I first heard King Sunny Adé‘s music in movies—in Jim McBride‘s remake of Breathless, starring Richard Gere, and then in Robert Altman‘s O.C. and Stiggs, in which Adé was not just heard but seen. The title characters find him and his band, the African Beats, on tour in Mexico, and bring them over the border to play a party hosted by their hated neighbors. The footage of them performing “Penkele,” from their 1983 album Synchro System, captivated me. The lilting Yoruba vocals; the shimmering waves of guitar, bolstered by synthesizers and zinging steel guitar; the conga polyrhythms and the amazing-sounding talking drum; it was like no music I’d ever heard before, and while I never spotted any of his albums in record stores, I filed his name in my head for future reference. I probably saw those movies in 1987 or so, on home video or on cable; it wasn’t until 1989 that I finally got my hands on a Sunny Adé CD—1982’s Juju Music.

Adé was signed to Island Records in the early 1980s, and teamed up with French producer Martin Meissonier. Those first two albums contained updated and modernized versions of songs he’d first recorded on Nigerian albums throughout the 1970s. The originals were frequently portions of side-long medleys, the way they’d be performed at one of Adé’s marathon shows, but for Island they were separated and made slightly poppier, mostly by adding synthesizers and production effects lifted from dub. His third and final Island album, 1984’s Aura, combined star power (Stevie Wonder guested on the opening track, “Ase”) with a full-on embrace of up-to-date technology, including heavy use of the Linn drum machine, at times bringing the music close to the proto-hip-hop of Herbie Hancock‘s “Rockit,” while still retaining its ineffable Nigerian-ness.

Adé toured the US a few times in the 1980s, but I didn’t get to see him live until 1990, when he performed at the now-defunct club Kilimanjaro in Manhattan. It was billed as a “Very Special Marathon Performance,” and indeed, the band played from eight PM until four AM for a $20 ticket. This was typical for Nigeria, where shows frequently went all night, but was unprecedented in New York. The band was huge—I have no idea how many people were actually onstage, but it seemed like dozens, all in multicolored robes, with Adé up front, literally gleaming under the lights as he sang and played rhythm guitar and African men and women from the audience came up onto the stage and pressed bills onto his forehead, a tradition known as “spraying” the band.

Just over 25 years later, I got to speak with Adé, who’s performing in New York on July 3 for the first time since 2009. The show is a co-presentation of Central Park Summerstage and the World Music Institute. He was supposed to be here last year, but had visa problems. “The American embassy, they had technical problems throughout the whole world processing visas. Not just for me,” he says by phone from Nigeria. “So we were lucky this time that we were given.”

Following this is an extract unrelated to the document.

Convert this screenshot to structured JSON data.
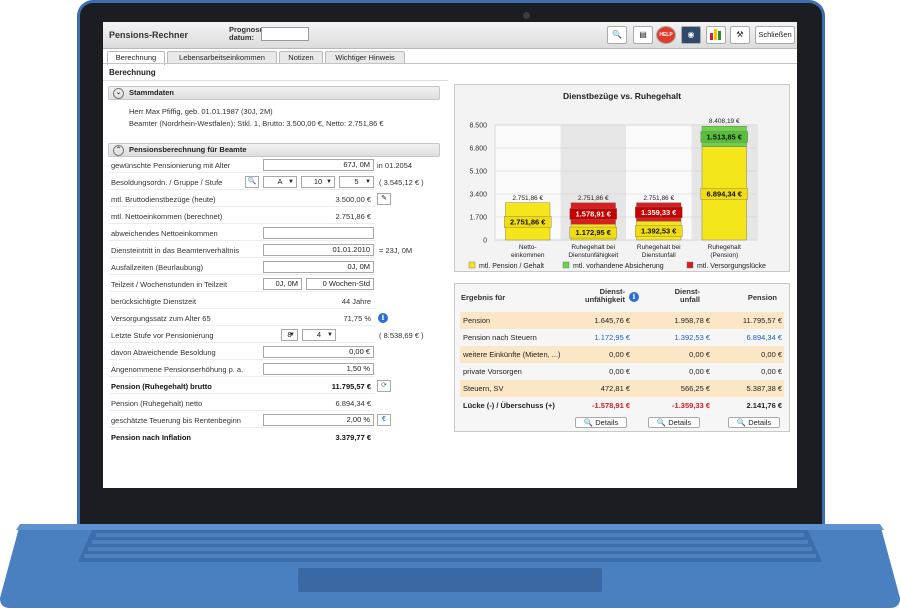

Adé will be co-headlining the free Central Park performance with a fellow Nigerian, Orlando Julius. “We’ve known each other over 40 years, maybe more,” he says of the man who claims to have invented Afrobeat. “We played in clubs, festivals, concerts, so many parties in Nigeria, and we played together several times in America.”

Adé says he performs all the time in Nigeria, but only a small percentage of those shows are concerts as they’re understood in North America or Europe. Many of them are parties, which may last 10 or 12 hours. “The more you are here dancing, the more you’re having fun. I’m still doing that, even at my age…as you’re talking to me, I’m preparing to go play a show somewhere tonight. ”

While many other Nigerian musicians, particularly during the turbulent 1970s and early 1980s, used music as a platform for political and social commentary—Fela Kuti the most famous of these—Adé has always stayed away from that. This is the key to his music’s appeal, according to him. “I would say I always have a huge crowd, huge numbers of fans, simply because my music allows you to come and enjoy yourself. We preach peace, so…some musicians preach politics, but I just decided to be neutral. So people are in love with me and my music for that. They come to me knowing that I will allow them to enjoy themselves, have peace of mind, and have a good time. I play happy music.”